Kotvojs, a local businesswoman, environmentalist and volunteer firefighter who has continued to work the electorate, will run again for preselection if Kelly resigns. Senator Jim Molan, who also lives in the electorate, has left open his options, although he purportedly said privately recently that he wouldn’t run if Kotvojs did.
State Liberal MP Andrew Constance has been touted as a contender, although word around the traps is that if NSW Deputy Premier and Nationals leader John Barilaro decides to run, he won’t.
Both their seats fall within Eden-Monaro. If Constance ran, he would most likely win the preselection and the seat. However, his criticism of Morrison during the fires still rankles, hence the reported appeal of clearing the way for Barilaro, or of swinging Molan into the preselection battle to try to knock off Constance.
Local Liberals want a plebiscite to choose their candidate, warning that if there isn’t one the party could find itself short of volunteers at the critical time. So the idea that Morrison could leave it to the Nats is fraught and could unleash mayhem inside the federal Nationals too, where leadership rumblings arced up again with charges that Michael McCormack didn’t fight hard enough to save Virgin Australia.
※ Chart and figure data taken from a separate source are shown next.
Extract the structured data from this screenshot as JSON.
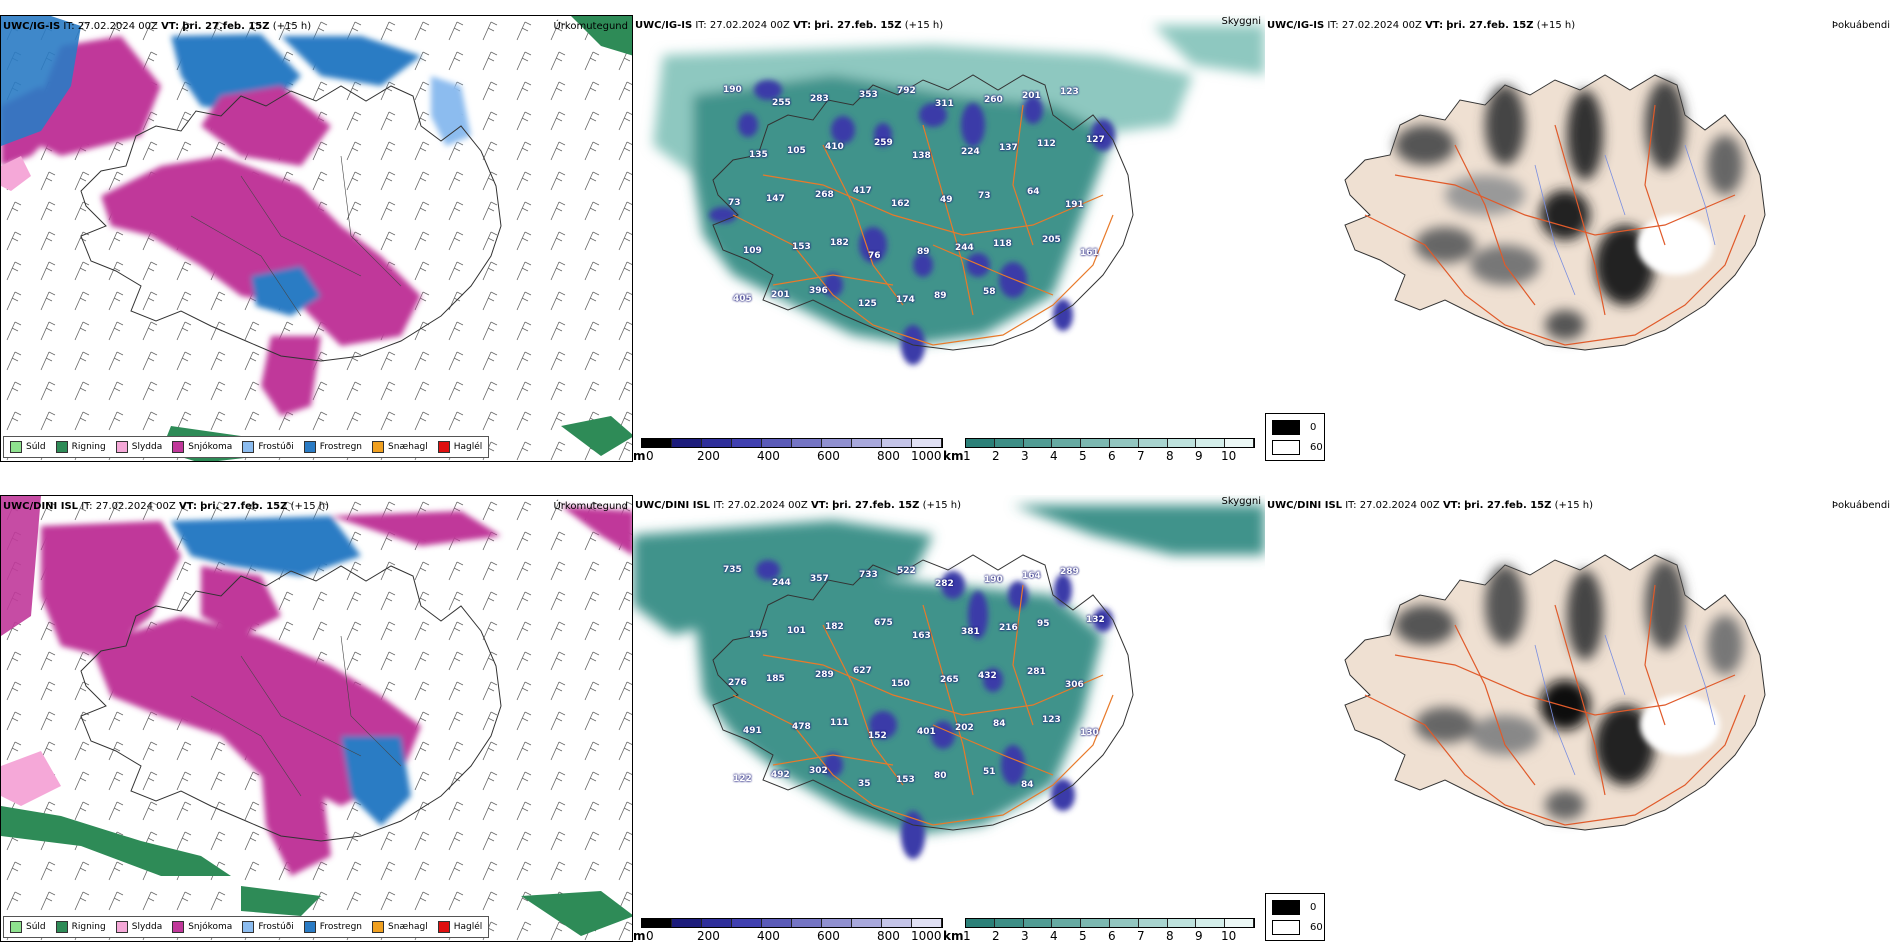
{
  "rows": [
    {
      "model": "UWC/IG-IS",
      "it_label": "IT:",
      "it_value": "27.02.2024 00Z",
      "vt_label": "VT:",
      "vt_value": "þri. 27.feb. 15Z",
      "lead": "(+15 h)"
    },
    {
      "model": "UWC/DINI ISL",
      "it_label": "IT:",
      "it_value": "27.02.2024 00Z",
      "vt_label": "VT:",
      "vt_value": "þri. 27.feb. 15Z",
      "lead": "(+15 h)"
    }
  ],
  "panels": {
    "precip_title": "Úrkomutegund",
    "vis_title": "Skyggni",
    "fog_title": "Þokuábendi"
  },
  "precip_legend": [
    {
      "label": "Súld",
      "color": "#8fe28f"
    },
    {
      "label": "Rigning",
      "color": "#2e8b57"
    },
    {
      "label": "Slydda",
      "color": "#f5a8d8"
    },
    {
      "label": "Snjókoma",
      "color": "#c0389a"
    },
    {
      "label": "Frostúði",
      "color": "#8cbcef"
    },
    {
      "label": "Frostregn",
      "color": "#2a7bc4"
    },
    {
      "label": "Snæhagl",
      "color": "#f0a020"
    },
    {
      "label": "Haglél",
      "color": "#e01010"
    }
  ],
  "cloudbase_bar": {
    "unit": "m",
    "ticks": [
      "0",
      "200",
      "400",
      "600",
      "800",
      "1000"
    ],
    "colors": [
      "#000000",
      "#1c1c7c",
      "#2e2e9a",
      "#4040b0",
      "#5a5ab8",
      "#7474c4",
      "#9090d0",
      "#a8a8dc",
      "#c4c4e8",
      "#e0e0f4"
    ]
  },
  "visibility_bar": {
    "unit": "km",
    "ticks": [
      "1",
      "2",
      "3",
      "4",
      "5",
      "6",
      "7",
      "8",
      "9",
      "10"
    ],
    "colors": [
      "#2b8078",
      "#3d8e86",
      "#519c94",
      "#66aaa2",
      "#7cb8b1",
      "#92c6c0",
      "#a8d4cf",
      "#bee2dd",
      "#d4eeea",
      "#ecf8f6"
    ]
  },
  "fog_mask": {
    "items": [
      {
        "label": "0",
        "color": "#000000"
      },
      {
        "label": "60",
        "color": "#ffffff"
      }
    ]
  },
  "peaks_top": [
    "190",
    "255",
    "283",
    "353",
    "792",
    "311",
    "260",
    "201",
    "123",
    "135",
    "105",
    "410",
    "259",
    "138",
    "224",
    "137",
    "112",
    "127",
    "73",
    "147",
    "268",
    "417",
    "162",
    "49",
    "73",
    "64",
    "191",
    "109",
    "153",
    "182",
    "76",
    "89",
    "244",
    "118",
    "205",
    "161",
    "405",
    "201",
    "396",
    "125",
    "174",
    "89",
    "58"
  ],
  "peaks_bottom": [
    "735",
    "244",
    "357",
    "733",
    "522",
    "282",
    "190",
    "164",
    "289",
    "195",
    "101",
    "182",
    "675",
    "163",
    "381",
    "216",
    "95",
    "132",
    "276",
    "185",
    "289",
    "627",
    "150",
    "265",
    "432",
    "281",
    "306",
    "491",
    "478",
    "111",
    "152",
    "401",
    "202",
    "84",
    "123",
    "130",
    "122",
    "492",
    "302",
    "35",
    "153",
    "80",
    "51",
    "84"
  ],
  "colors": {
    "snow": "#c0389a",
    "freezing_rain": "#2a7bc4",
    "freezing_drizzle": "#8cbcef",
    "rain": "#2e8b57",
    "sleet": "#f5a8d8",
    "vis_teal": "#3f938b",
    "land_fog": "#efe0d2",
    "roads": "#e87a2a"
  }
}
Is it any wonder that Morrison said on Wednesday there would be a Liberal candidate?
Local Liberals scoff at suggestions Barilaro would win the seat. Last year, the Nationals secured less than 7 per cent of the primary vote. The best they have done in Eden-Monaro was a lowly 16.4 per cent when another popular Nationals MP, Peter Cochran, ran in 1987. Former Nationals leader Tim Fischer would tell anyone who would listen that Eden-Monaro was a Liberal (or Labor) seat.
It is hard to see how Barilaro, based in Queanbeyan, could sway voters in an electorate ravaged by bushfires by telling them he was giving up his ministry of disaster recovery in the state government to become a backbencher in the federal parliament. But there are Nationals convinced his brand would carry him to victory, then he could jump if and when McCormack’s leadership collapses. David Littleproud, Darren Chester, Keith Pitt and Barnaby Joyce would have a lot to say about that.
Labor’s choice, at least, sounds straightforward: Kristy McBain, the mayor of Bega Shire who performed well and won a national profile during the fires.
The last thing Morrison needs as he continues his tactical warfare with the states, particularly Labor’s Daniel Andrews, over schools is an outbreak of internal conflict as a prelude to a battle history says he can’t win, rock-star status or not.